Again, they resumed their weighty task. In reality, they fell on their last reserves as they move the gigantic stone ever more slowly. A few minutes later, both fainted beside it on the way uphill. When he woke up again, Ly A Lu was in high spirits to find his friend's eyes still half open. Although Ly A Lu was unable to stand up, he tried to encourage his mate.
"Ly A Tin, wake up, wake up! I'm going to tell you what I've figured out," he said to his seemingly sleeping friend. "In our San Cha Chai locality, most of our wooden landmarks were removed, one after another, by hostile forces on the other side with a view to occupying our land. Luckily for us, we have those lines of bombax trees to deter them from carrying out their wicked scheme.

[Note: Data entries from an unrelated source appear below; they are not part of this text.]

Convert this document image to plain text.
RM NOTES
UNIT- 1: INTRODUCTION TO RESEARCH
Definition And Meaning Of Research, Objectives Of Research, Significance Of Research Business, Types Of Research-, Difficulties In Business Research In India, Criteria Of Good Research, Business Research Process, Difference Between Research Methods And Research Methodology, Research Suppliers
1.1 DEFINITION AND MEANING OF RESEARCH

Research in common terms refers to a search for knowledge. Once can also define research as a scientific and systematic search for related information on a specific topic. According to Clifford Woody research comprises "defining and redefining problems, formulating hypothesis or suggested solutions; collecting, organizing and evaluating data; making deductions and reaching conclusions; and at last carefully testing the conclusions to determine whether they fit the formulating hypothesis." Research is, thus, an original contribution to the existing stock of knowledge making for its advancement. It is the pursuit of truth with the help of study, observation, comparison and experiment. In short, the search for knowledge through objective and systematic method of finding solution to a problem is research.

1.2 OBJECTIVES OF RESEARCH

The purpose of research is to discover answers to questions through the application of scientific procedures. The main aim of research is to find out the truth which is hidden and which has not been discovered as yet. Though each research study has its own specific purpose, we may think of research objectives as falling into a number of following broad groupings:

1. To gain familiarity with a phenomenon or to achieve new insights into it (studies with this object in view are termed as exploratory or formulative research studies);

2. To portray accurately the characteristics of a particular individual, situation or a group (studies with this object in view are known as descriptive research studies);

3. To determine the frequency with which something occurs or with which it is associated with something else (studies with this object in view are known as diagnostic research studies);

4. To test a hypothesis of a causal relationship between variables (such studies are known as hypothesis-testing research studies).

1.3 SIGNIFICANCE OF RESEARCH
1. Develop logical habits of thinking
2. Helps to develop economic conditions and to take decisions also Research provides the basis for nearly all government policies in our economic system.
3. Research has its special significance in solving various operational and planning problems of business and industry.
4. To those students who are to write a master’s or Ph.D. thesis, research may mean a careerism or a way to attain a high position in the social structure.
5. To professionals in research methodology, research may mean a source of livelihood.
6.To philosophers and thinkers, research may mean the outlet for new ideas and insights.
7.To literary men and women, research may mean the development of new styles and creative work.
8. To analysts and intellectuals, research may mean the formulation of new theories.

Can you hear me? Do you believe my words?" he asked.
"Of course, I do. I'm listening even though I'm extremely exhausted."

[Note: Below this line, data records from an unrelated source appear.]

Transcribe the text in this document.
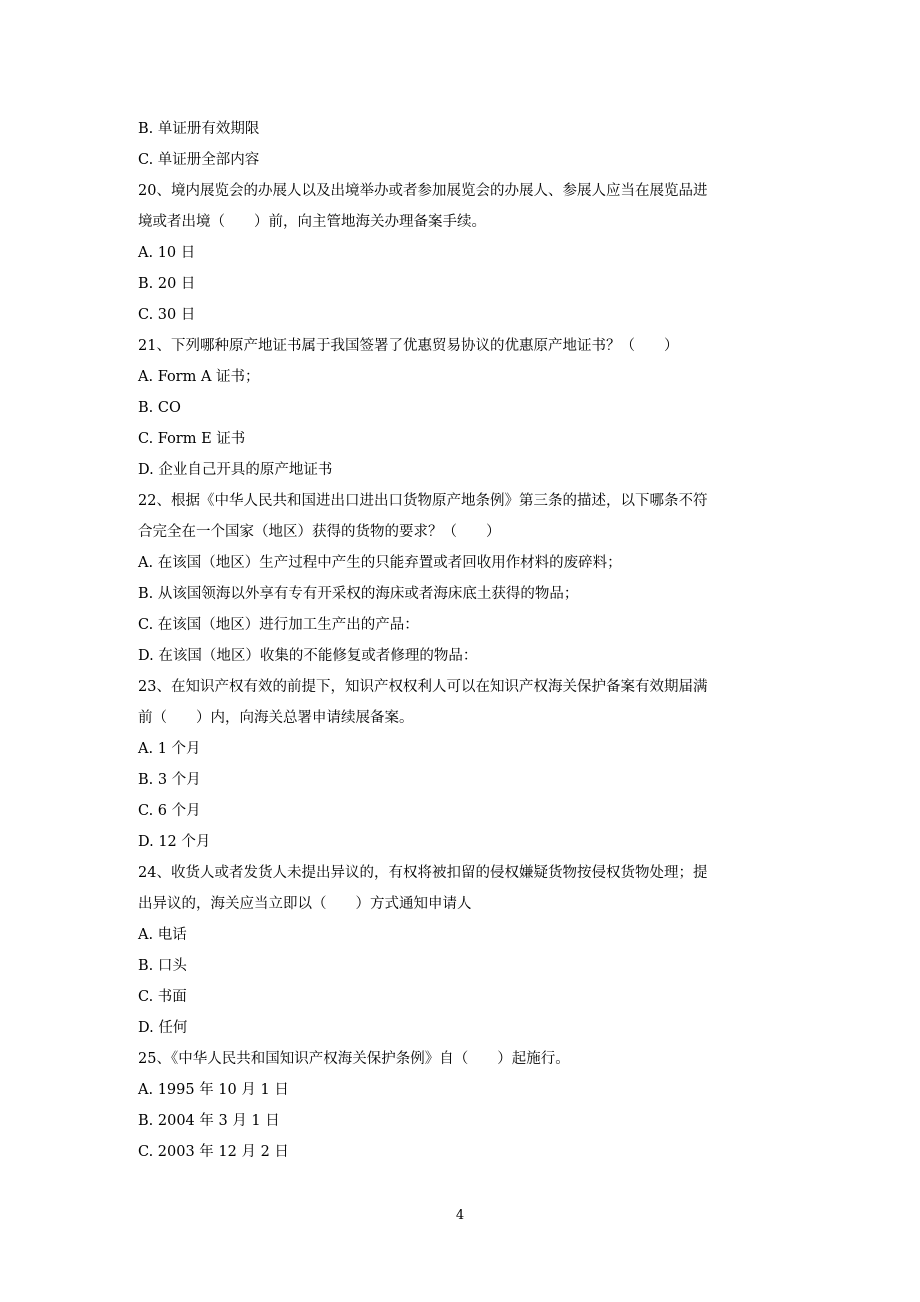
B. 单证册有效期限
C. 单证册全部内容
20、境内展览会的办展人以及出境举办或者参加展览会的办展人、参展人应当在展览品进
境或者出境（　　）前，向主管地海关办理备案手续。
A. 10 日
B. 20 日
C. 30 日
21、下列哪种原产地证书属于我国签署了优惠贸易协议的优惠原产地证书？（　　）
A. Form A 证书；
B. CO
C. Form E 证书
D. 企业自己开具的原产地证书
22、根据《中华人民共和国进出口进出口货物原产地条例》第三条的描述，以下哪条不符
合完全在一个国家（地区）获得的货物的要求？（　　）
A. 在该国（地区）生产过程中产生的只能弃置或者回收用作材料的废碎料；
B. 从该国领海以外享有专有开采权的海床或者海床底土获得的物品；
C. 在该国（地区）进行加工生产出的产品：
D. 在该国（地区）收集的不能修复或者修理的物品：
23、在知识产权有效的前提下，知识产权权利人可以在知识产权海关保护备案有效期届满
前（　　）内，向海关总署申请续展备案。
A. 1 个月
B. 3 个月
C. 6 个月
D. 12 个月
24、收货人或者发货人未提出异议的，有权将被扣留的侵权嫌疑货物按侵权货物处理；提
出异议的，海关应当立即以（　　）方式通知申请人
A. 电话
B. 口头
C. 书面
D. 任何
25、《中华人民共和国知识产权海关保护条例》自（　　）起施行。
A. 1995 年 10 月 1 日
B. 2004 年 3 月 1 日
C. 2003 年 12 月 2 日
4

"It doesn't matter, really. Rest a while and you'll feel much better," Ly A Lu urged.
"I…, I…might die of… weariness, my dear friend."
"Foolish! You are talking nonsense!"
Ly A Lu tried to stand up in vain. His last bit of strength had nearly run out.
"OK, let me try something else," implored Ly A Lu.
Opening his eyes, he screamed in fright: his good friend had managed to put the stone upright, bind it with two long and strong lengths of leather going across his shoulders. After that he leant his back against the stone, lifted it up then walked away unsteadily, as Jesus did when he carried his big cross on his back.
At noon of the next day, Village Chief Trang Van Da came to the stone landmark. To his surprise, he found the stone standing upright with the red caption. "The new landmark from the Sovereign of the Kingdom of Annam," read the King's large words in Han script.
"Wonderful! Beyond my imagination! Ly A Lu has succeeded in performing his gargantuan task. This task called for the strength of two baggage horses together to drag this huge stone up here," he exclaimed in admiration.